Sensitivity is like a softening agent, keeping the channels of our heart, clear to hear conviction, receive His courage and offer His comfort. And the truly strong seem to carry it close to their hearts.
Sensitivity doesn’t make you weak,
it makes you a vessel of His strength –
poured out to the faint, weary and wounded.
Encourage those who are timid. Take tender care of those who are weak.
Be patient with everyone. [1 Thes.5:14 NLT]
Strong yet sensitive.
“And I’m discovering that the backbone of those that stand ‘courageously strong’ – is a bowed down, sensitive spirit.” This one I’m going to have to go back and re-read multiple times because there were so many nuggets that grasped at my soul.
But … a life lived surrendered.
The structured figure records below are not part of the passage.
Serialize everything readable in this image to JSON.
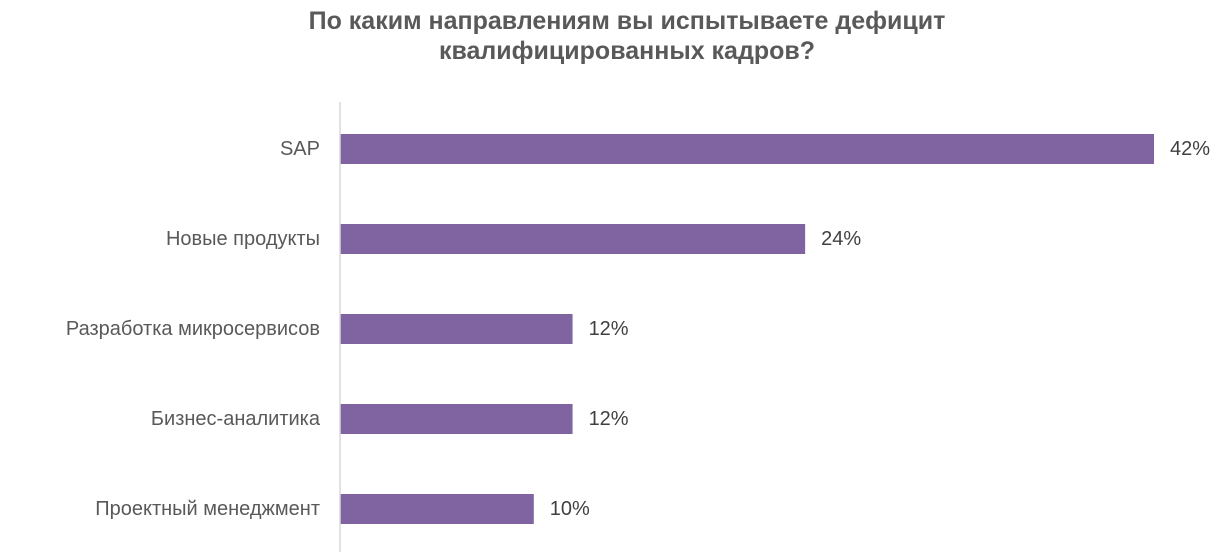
{
  "chart_data": {
    "type": "bar",
    "orientation": "horizontal",
    "title_lines": [
      "По каким направлениям вы испытываете дефицит",
      "квалифицированных кадров?"
    ],
    "categories": [
      "SAP",
      "Новые продукты",
      "Разработка микросервисов",
      "Бизнес-аналитика",
      "Проектный менеджмент"
    ],
    "values": [
      42,
      24,
      12,
      12,
      10
    ],
    "value_labels": [
      "42%",
      "24%",
      "12%",
      "12%",
      "10%"
    ],
    "unit": "%",
    "xlim": [
      0,
      42
    ],
    "grid": false,
    "legend": "none",
    "bar_color": "#8064a2",
    "axis_color": "#d9d9d9"
  }
}
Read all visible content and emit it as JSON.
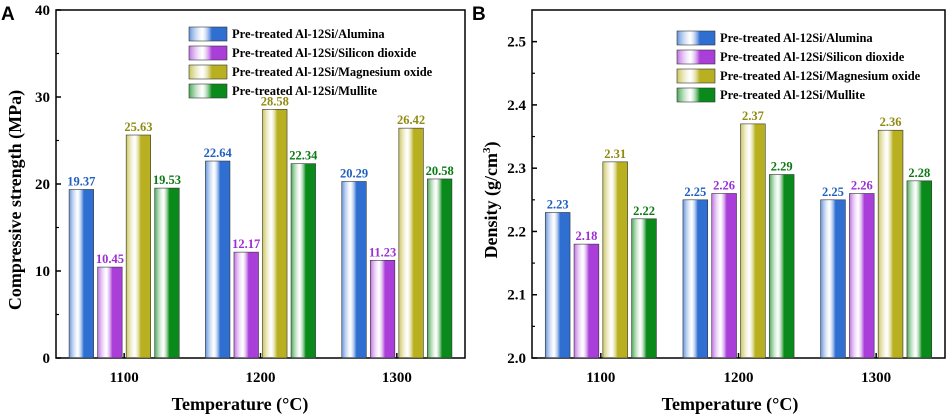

It feels so unattainable at times when I try to consider it over a broad scope. Then again, when I lean into Him moment by moment, tune my heart to His, follow those still, small promptings and obey them even when they feel inconvenient, I see the blessed beauty of living with a heart turned toward Him. Not battling for my way, but receiving His with an open heart – being sensitive to His Spirit – that’s what I want more than anything. To not miss a single thing He has to say because it’s crowded out by the noise of a “too busy” life.
I’m so savoring sitting a spell with your words today, Jess – so, so good. You have been with Jesus and His light shines through you!
Your genuine encouragement illustrates Proverbs 25:11: “A word fitly spoken is like apples of gold
in settings of silver.”
And yes, I too want to live surrendered, that I might remain sensitive to His heart and His Word. .
Your His delight and treasure!!
Thanks for sharing, I needed this tonight!!
Abby – a name I treasure. Meaning – father’s joy, gives joy, delight of the father.) Thank-you for letting me know this post encouraged you!